It’s tough to digest some of the bad news the area’s faced over the last several months.

Seeing various forms of the word “closure” is exhausting and depressing, for sure.

From AK Steel to Our Lady of Bellefonte Hospital to Salvation Army’s emergency shelter, seeing the ostensible end to all of these companies/organizations is unsettling.

Now, on the other hand, there was some recent good news for Rush Off-Road. It is receiving a $4 million grant for a new access road and extensions of sewer and water lines to its trailhead.

The natural question: If there’s $4 million floating around, why is it going to recreation rather than a potential re-creation of Bellefonte Hospital or other areas of need?

It’s sort of a complicated answer, but the simplest way to state it is this grant is a specific one with specific intentions.

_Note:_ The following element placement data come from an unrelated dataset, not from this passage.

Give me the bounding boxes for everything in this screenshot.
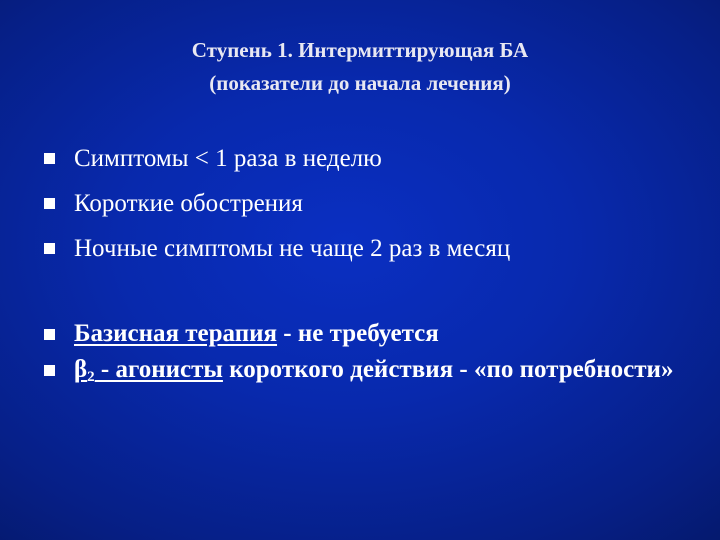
square-bullet-icon xyxy=(44,329,55,340)
therapy-list xyxy=(44,316,694,395)
symptom-text: Короткие обострения xyxy=(74,190,303,217)
agonist-label-text: - агонисты xyxy=(94,356,223,383)
slide-title xyxy=(60,34,660,100)
slide-title-line-2: (показатели до начала лечения) xyxy=(209,71,511,95)
square-bullet-icon xyxy=(44,243,55,254)
symptom-text: Симптомы < 1 раза в неделю xyxy=(74,145,382,172)
square-bullet-icon xyxy=(44,365,55,376)
beta-symbol: β xyxy=(74,356,88,383)
square-bullet-icon xyxy=(44,153,55,164)
list-item-basic-therapy xyxy=(44,316,694,352)
beta-subscript: 2 xyxy=(87,369,95,385)
square-bullet-icon xyxy=(44,198,55,209)
list-item xyxy=(44,136,694,181)
agonist-text: короткого действия - «по потребности» xyxy=(222,356,674,383)
basic-therapy-text: - не требуется xyxy=(277,320,439,347)
list-item xyxy=(44,181,694,226)
symptom-text: Ночные симптомы не чаще 2 раз в месяц xyxy=(74,235,511,262)
slide-title-line-1: Ступень 1. Интермиттирующая БА xyxy=(191,38,529,62)
agonist-label xyxy=(74,356,223,383)
list-item xyxy=(44,226,694,271)
symptom-list xyxy=(44,136,694,271)
list-item-agonists xyxy=(44,352,694,395)
basic-therapy-label: Базисная терапия xyxy=(74,320,278,347)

It’s a Kentucky Energy and Environment Cabinet Abandoned Mine Lands Pilot program. The grant, which is part of a branch of a much larger-scale federal program, consists of funds specifically allotted for these sorts of ventures. In other words, these funds can’t be used for the hospital or any other companies or organizations.

The funds can’t be collected and then donated, either. They must go toward these specific projects at Rush Off-Road.

So, while it’s natural to place a magnifying glass over this positive news and compare it to negative happenings, that simply is not fair.

So, let’s celebrate this news as it can only help the area grow into a tourist destination, as indicated by Boyd County Judge-Executive Eric Chaney.

This will carry an economic impact for southern Boyd County, and Rush, in particular.

So, be careful to rush to conclusions.